Cet audit énergétique doit permettre d'identifier les gisements d'économies d'énergie, de les hiérarchiser et de proposer des actions d'amélioration, qui devront ensuite être réalisé tous les quatre ans.
2. Mise en œuvre
Le dispositif s'appuiera uniquement sur le paquet de normes NF EN 16247. La première norme (NF EN 16247-1) définit la méthode générale de réalisation des audits, les trois autres précisent des points spécifiques aux secteurs du bâtiment, de l'industrie et des transports. La dernière (NF EN 16247-5) encadre les compétences requises pour l'auditeur.
La directive européenne indique que celui-ci doit être "qualifié et/ou agréé". La norme précise ces points. Ainsi, l'auditeur pourra soit être interne à l'entreprise, soit externe. Quoi qu'il en soit, une première condition est requise : il doit être indépendant du processus qu'il audite. Ensuite, il devra justifier d'un niveau de diplôme et d'une ancienneté suffisants (de deux à sept ans selon le niveau de diplôme). Pour les auditeurs externes, une qualification selon la norme NF X 50-091 sera exigée. Enfin, dans le secteur du bâtiment, les auditeurs devront être qualifiés RGE pour que l'entreprise puisse prétendre aux aides de l'Ademe, qui seront éco conditionnées à partir du 1er janvier 2015.
Enfin, les entreprises certifiées EN ISO 50001, autrement dit celles qui ont mis en place un système de management de l'énergie, seront totalement exemptées de l'obligation d'audit énergétique.
L'audit doit in fine permettre l'élaboration d'un rapport qui renseigne sur la consommation d'énergie de l'entreprise, les types d'énergie utilisée et le montant de la facture pour chaque énergie consommée.
Il doit également dresser des recommandations d'actions d'efficacité énergétique, à trois échelles de temps de retour sur investissement : moins d'un an, 1 à 4 ans, 4 ans et plus.

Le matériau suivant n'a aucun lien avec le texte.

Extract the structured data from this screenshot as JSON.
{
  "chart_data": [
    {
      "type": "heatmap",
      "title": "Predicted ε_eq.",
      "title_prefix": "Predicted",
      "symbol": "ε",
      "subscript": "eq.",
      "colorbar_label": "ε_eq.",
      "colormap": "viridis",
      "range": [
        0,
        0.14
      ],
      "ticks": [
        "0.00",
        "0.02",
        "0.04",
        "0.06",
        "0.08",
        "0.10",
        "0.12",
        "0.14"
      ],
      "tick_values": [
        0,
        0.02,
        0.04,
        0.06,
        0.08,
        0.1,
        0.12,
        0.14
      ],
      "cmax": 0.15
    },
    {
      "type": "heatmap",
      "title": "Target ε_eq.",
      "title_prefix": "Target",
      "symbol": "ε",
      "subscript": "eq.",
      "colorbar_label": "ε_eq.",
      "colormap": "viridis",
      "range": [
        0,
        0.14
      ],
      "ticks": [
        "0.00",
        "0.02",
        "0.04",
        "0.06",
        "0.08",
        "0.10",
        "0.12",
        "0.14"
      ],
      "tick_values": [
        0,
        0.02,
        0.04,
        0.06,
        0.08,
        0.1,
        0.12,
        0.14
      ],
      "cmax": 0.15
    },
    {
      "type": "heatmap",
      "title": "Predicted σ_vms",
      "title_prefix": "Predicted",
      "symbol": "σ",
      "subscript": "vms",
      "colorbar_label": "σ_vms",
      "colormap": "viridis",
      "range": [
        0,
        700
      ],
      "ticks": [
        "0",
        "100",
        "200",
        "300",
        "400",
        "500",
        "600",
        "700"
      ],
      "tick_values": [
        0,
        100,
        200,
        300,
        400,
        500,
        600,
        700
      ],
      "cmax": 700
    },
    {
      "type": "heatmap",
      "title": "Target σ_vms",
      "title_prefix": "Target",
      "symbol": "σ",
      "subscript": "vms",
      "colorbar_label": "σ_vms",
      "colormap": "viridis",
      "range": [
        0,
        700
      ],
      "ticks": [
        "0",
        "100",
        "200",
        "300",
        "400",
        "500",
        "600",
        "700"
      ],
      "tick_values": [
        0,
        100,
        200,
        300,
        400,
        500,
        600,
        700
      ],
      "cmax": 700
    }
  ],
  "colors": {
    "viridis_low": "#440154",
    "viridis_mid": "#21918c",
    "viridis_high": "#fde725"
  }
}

Celles-ci doivent être hiérarchisées, leur coût doit être évalué ainsi que le temps de retour sur investissement de chacune d'entre elles
En moyenne, un audit devrait coûter entre 15.000 à 20.000 euros, mais le temps de retour estimé est inférieur à deux ans. Selon le ministère, les économies d’énergies réalisables peuvent s’élever de 1 à 6% grâce à des opérations requérant aucun investissement. D'autres opérations permettront de rentabiliser immédiatement l'audit.
S'il est difficile d'évaluer le gisement d'économies d'énergie que permettra cette nouvelle obligation, après le 5 décembre 2015, le gouvernement devrait avoir une meilleure vision de la consommation des entreprises et des secteurs concernés. En effet, les données récoltées lors des audits devraient être transmises aux Dreal et analysées par l'Ademe. L'article 48 du projet de loi de programmation sur la transition énergétique prévoit en effet d'habiliter le gouvernement à légiférer par ordonnance afin "de définir les règles de collecte des informations nécessaires au suivi et au contrôle des audits énergétiques (…) ainsi que la collecte des bilans de gaz à effet de serre". Cela devrait permettre à l'Ademe de mettre en place un outil informatique capable de compiler les données et d'obtenir une image plus précise de l'efficacité énergétique dans les grandes entreprises.